Le premier ministre du Canada Mark Carney, à la Chambre des communes, le 11 juin 2025. Capture d’écran: Parlement du Canada. Montage: Pivot

Le projet de loi C-5, qui devrait être adopté sous bâillon ce vendredi par le gouvernement Carney, propose deux nouvelles mesures donnant la possibilité au conseil des ministres fédéral de contourner certaines règles et lois existantes sans avoir à passer par les processus législatifs normaux, que ce soit pour bâtir des infrastructures d’« intérêt national » ou favoriser le commerce entre les provinces. Cette concentration du pouvoir se ferait en plus sous de faux prétextes et risque d’avoir de lourdes conséquences environnementales et sociales, selon de nombreux observateurs.

La Loi édictant la Loi sur le libre-échange et la mobilité de la main-d’œuvre au Canada et la Loi visant à bâtir le Canada, portées toutes deux par le projet de loi C-5, sont présentées par le gouvernement libéral de Mark Carney comme le moyen d’adapter l’économie canadienne pour faire face aux risques commerciaux qui planent sur le pays depuis l’investiture de Donald Trump.

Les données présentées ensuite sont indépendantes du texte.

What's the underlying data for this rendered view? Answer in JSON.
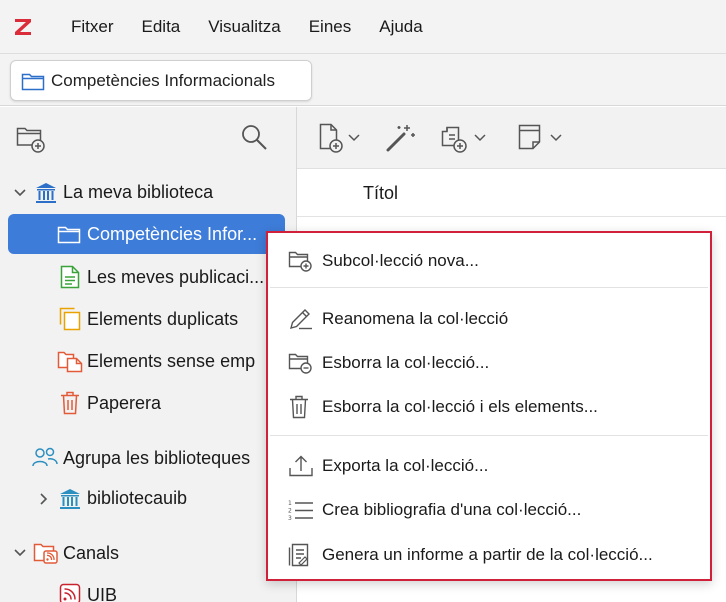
{
  "menubar": {
    "items": [
      "Fitxer",
      "Edita",
      "Visualitza",
      "Eines",
      "Ajuda"
    ],
    "logo_color": "#db2c3a"
  },
  "tab": {
    "label": "Competències Informacionals"
  },
  "tree": {
    "my_library": "La meva biblioteca",
    "collection_selected": "Competències Infor...",
    "my_publications": "Les meves publicaci...",
    "duplicates": "Elements duplicats",
    "unfiled": "Elements sense emp",
    "trash": "Paperera",
    "group_libraries": "Agrupa les biblioteques",
    "group_item": "bibliotecauib",
    "feeds": "Canals",
    "feed_item": "UIB"
  },
  "items_pane": {
    "column_title": "Títol"
  },
  "context_menu": {
    "new_subcollection": "Subcol·lecció nova...",
    "rename": "Reanomena la col·lecció",
    "delete": "Esborra la col·lecció...",
    "delete_with_items": "Esborra la col·lecció i els elements...",
    "export": "Exporta la col·lecció...",
    "bibliography": "Crea bibliografia d'una col·lecció...",
    "report": "Genera un informe a partir de la col·lecció..."
  },
  "colors": {
    "selection": "#3d7cd9",
    "menu_border": "#d0203a",
    "library_icon": "#2b6fc9",
    "publications_icon": "#3aa23a",
    "duplicates_icon": "#e9a200",
    "unfiled_icon": "#e25b39",
    "trash_icon": "#e25b39",
    "feeds_icon": "#e25b39"
  }
}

Or, il est loin d’être évident que ces lois jumelles auront des impacts significatifs sur l’économie canadienne.

« Ce qu’on a ici, ce sont vraiment des solutions à la recherche de problèmes. Ce n’est vraiment pas clair ce qui pourra être accompli pour l’économie », souligne Stuart Trew, analyste au Centre canadien de politiques alternatives (CCPA).

« Toutefois, ce qui est limpide, c’est qu’il s’agit d’une grande prise de pouvoir par l’exécutif », poursuit-il.

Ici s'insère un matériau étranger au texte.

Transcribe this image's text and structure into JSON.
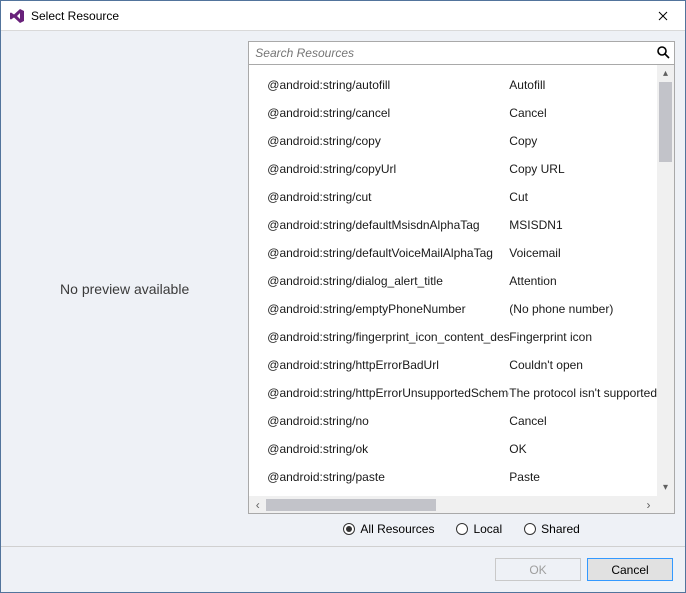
{
  "window": {
    "title": "Select Resource"
  },
  "preview": {
    "message": "No preview available"
  },
  "search": {
    "placeholder": "Search Resources"
  },
  "resources": [
    {
      "key": "@android:string/autofill",
      "value": "Autofill"
    },
    {
      "key": "@android:string/cancel",
      "value": "Cancel"
    },
    {
      "key": "@android:string/copy",
      "value": "Copy"
    },
    {
      "key": "@android:string/copyUrl",
      "value": "Copy URL"
    },
    {
      "key": "@android:string/cut",
      "value": "Cut"
    },
    {
      "key": "@android:string/defaultMsisdnAlphaTag",
      "value": "MSISDN1"
    },
    {
      "key": "@android:string/defaultVoiceMailAlphaTag",
      "value": "Voicemail"
    },
    {
      "key": "@android:string/dialog_alert_title",
      "value": "Attention"
    },
    {
      "key": "@android:string/emptyPhoneNumber",
      "value": "(No phone number)"
    },
    {
      "key": "@android:string/fingerprint_icon_content_description",
      "value": "Fingerprint icon"
    },
    {
      "key": "@android:string/httpErrorBadUrl",
      "value": "Couldn't open"
    },
    {
      "key": "@android:string/httpErrorUnsupportedScheme",
      "value": "The protocol isn't supported"
    },
    {
      "key": "@android:string/no",
      "value": "Cancel"
    },
    {
      "key": "@android:string/ok",
      "value": "OK"
    },
    {
      "key": "@android:string/paste",
      "value": "Paste"
    }
  ],
  "filters": {
    "all": "All Resources",
    "local": "Local",
    "shared": "Shared",
    "selected": "all"
  },
  "footer": {
    "ok": "OK",
    "cancel": "Cancel"
  }
}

Bâtir le Canada… à huis clos

La deuxième partie du projet de loi est celle qui préoccupe principalement la plupart des groupes qui se sont exprimés lors de la procédure parlementaire écourtée s’étant déroulée à la Chambre des communes cette semaine.

Elle propose de permettre aux ministres d’invoquer « l’intérêt national » pour permettre d’outrepasser, en tout ou en partie, la majorité des lois environnementales ainsi que la Loi sur les Indiens pour des projets d’infrastructures.

L’utilisation de « l’intérêt national » pour soustraire des projets à des lois pourrait avoir de lourdes conséquences, prévient Geneviève Paul, directrice générale du Centre québécois du droit de l’environnement (CQDE).

« L’intérêt national est un terme qui a une signification très spécifique en droit constitutionnel et théoriquement, ça pourrait permettre de contourner les lois provinciales en matière d’environnement », souligne-t-elle.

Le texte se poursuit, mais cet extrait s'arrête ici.